“We just won a huge battle of the bands called ‘Gimme the Gig,’” says soulful world-rocker Hargo, whose self-named band scored a music video and recording session with celeb producer Don Was as part of a TV pilot taping.
Sponsored by the Ford car company, Gimme the Gig initially taped entrants performing (Hargo’s set was in Del Mar) and solicited online votes to narrow down a dozen contestants, who then competed in front of Was. “We were allowed to play two songs, ‘Forget Everything’ and ‘Regeneration X.’” After being asked to repeat the latter tune (from their full-length Out of Mankind), “Don Was came up to us and said, ‘Man, that was beautiful, the beginning almost has a Krishna Das kind of gospel chant, and then it really rocks!’”

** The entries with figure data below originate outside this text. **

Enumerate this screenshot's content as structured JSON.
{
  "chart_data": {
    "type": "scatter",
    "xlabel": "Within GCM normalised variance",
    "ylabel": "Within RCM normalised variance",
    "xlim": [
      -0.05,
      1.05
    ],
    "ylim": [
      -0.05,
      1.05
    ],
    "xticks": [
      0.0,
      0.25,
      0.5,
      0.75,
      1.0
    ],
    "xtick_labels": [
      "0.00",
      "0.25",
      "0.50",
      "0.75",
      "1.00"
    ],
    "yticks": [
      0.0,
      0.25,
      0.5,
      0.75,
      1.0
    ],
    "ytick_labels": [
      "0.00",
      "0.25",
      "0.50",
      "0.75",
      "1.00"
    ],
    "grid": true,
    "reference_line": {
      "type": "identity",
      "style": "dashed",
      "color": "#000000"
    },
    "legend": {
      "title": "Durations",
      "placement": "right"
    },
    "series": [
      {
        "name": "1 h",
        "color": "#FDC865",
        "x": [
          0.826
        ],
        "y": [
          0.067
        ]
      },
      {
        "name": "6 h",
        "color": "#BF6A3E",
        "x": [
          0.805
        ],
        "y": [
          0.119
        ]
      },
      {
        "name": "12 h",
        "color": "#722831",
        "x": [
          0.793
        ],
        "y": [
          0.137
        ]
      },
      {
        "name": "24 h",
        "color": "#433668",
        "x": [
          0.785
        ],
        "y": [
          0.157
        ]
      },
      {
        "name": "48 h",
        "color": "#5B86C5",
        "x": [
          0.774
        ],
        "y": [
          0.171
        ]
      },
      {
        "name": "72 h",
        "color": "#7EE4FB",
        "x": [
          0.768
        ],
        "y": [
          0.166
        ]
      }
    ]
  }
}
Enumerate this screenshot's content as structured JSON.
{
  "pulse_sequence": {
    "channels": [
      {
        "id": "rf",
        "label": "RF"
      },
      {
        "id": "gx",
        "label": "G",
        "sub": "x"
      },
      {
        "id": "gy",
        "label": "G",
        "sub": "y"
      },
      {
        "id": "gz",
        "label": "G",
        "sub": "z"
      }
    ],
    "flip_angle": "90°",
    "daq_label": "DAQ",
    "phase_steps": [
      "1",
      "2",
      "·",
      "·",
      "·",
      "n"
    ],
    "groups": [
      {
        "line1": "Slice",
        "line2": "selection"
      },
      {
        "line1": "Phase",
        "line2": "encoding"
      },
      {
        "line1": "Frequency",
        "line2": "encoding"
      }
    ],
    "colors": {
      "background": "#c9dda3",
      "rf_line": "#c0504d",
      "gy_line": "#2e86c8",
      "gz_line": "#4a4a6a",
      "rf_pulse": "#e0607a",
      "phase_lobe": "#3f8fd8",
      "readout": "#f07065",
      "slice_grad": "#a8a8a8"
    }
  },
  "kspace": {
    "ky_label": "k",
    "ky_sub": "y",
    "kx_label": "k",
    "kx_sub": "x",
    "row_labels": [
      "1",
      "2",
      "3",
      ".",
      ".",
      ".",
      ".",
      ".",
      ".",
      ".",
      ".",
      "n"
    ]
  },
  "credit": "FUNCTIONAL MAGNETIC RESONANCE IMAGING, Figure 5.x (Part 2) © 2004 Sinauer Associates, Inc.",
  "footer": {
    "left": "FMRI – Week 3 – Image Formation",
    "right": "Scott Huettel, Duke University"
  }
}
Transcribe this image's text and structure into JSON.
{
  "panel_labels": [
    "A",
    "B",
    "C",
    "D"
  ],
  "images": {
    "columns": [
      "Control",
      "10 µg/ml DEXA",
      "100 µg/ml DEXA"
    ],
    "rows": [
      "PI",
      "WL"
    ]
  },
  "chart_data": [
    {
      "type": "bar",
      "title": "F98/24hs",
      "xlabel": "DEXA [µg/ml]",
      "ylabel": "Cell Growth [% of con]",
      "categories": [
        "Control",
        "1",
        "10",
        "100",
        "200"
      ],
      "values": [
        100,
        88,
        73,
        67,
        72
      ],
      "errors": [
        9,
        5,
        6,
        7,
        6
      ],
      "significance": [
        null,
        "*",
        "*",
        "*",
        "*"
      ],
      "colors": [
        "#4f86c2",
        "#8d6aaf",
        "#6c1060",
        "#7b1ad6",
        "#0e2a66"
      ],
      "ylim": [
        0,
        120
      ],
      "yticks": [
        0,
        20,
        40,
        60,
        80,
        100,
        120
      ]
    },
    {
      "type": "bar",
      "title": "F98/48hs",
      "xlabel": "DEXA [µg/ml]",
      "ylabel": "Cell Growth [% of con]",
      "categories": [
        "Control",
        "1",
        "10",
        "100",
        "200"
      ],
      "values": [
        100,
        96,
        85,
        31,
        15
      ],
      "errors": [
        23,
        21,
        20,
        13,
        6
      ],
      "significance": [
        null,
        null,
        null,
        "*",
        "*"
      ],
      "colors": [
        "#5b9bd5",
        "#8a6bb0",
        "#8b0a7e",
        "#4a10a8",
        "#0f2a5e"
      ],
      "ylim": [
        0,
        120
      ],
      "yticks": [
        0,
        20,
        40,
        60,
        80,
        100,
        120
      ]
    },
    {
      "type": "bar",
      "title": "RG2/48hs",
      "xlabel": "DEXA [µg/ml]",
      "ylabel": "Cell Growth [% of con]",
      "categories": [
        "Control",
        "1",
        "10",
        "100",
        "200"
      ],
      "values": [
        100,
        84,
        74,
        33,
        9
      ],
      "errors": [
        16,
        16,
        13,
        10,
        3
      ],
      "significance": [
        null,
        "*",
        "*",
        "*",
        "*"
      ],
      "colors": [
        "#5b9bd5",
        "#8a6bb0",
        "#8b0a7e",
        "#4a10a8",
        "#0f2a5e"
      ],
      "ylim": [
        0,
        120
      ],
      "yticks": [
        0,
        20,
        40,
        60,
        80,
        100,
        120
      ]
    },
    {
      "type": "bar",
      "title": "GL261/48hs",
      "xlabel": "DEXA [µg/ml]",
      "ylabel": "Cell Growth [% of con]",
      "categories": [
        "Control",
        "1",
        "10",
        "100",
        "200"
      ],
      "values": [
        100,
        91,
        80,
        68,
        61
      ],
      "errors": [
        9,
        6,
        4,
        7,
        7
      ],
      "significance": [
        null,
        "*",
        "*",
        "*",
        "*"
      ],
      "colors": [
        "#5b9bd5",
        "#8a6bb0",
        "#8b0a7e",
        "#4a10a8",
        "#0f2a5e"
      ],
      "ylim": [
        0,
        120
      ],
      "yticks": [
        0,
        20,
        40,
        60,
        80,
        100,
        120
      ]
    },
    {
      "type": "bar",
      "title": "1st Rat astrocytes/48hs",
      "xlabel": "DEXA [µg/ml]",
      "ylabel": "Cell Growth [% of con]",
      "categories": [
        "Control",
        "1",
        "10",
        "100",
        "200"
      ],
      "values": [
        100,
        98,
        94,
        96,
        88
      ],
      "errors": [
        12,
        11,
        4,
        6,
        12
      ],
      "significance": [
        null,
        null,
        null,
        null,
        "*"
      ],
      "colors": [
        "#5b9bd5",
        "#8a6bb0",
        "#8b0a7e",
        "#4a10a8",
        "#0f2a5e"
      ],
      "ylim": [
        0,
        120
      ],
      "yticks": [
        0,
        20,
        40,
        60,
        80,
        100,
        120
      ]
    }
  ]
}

After the 12 bands competed, “We all lined up in front of a Ford Focus, which had been outfitted with a recording console by Mad Mike from Pimp My Ride, and Don announced, ‘I’d like Hargo to stick around for the next day to record and shoot the video.’ It took a second to sink in. We were thinking, Wait, he wants us to come back tomorrow? So, that means we just won?”
Their song “Regeneration X” and the accompanying video were taped on the same day last month, with the audio portion recorded by Was from the Focus dashboard. “The console that was built into the car was really cool, and they outfitted it with a couple of Distressor compressors and some mic preamps, all analog, to give it that real vibe. I have to say I was kind of skeptical at first, but it actually worked very well. We tracked the song live with the rhythm section, overdubbed some guitars and vocals, and now it’s being mixed [by Grammy-winning engineer Krish Sharma].” The TV-show tapings are airing this month on KTLA, with plans to market them as a network or cable pilot.
Hargo estimates, “To shoot a video like the one we did for Gimme the Gig would have cost $100,000, and we own a hundred percent of both audio and video. Ford is working with iTunes and some other outlets to really push the track we recorded, and we get all the royalties.
“They’re acting almost like a label back in the day, but without stealing your publishing.”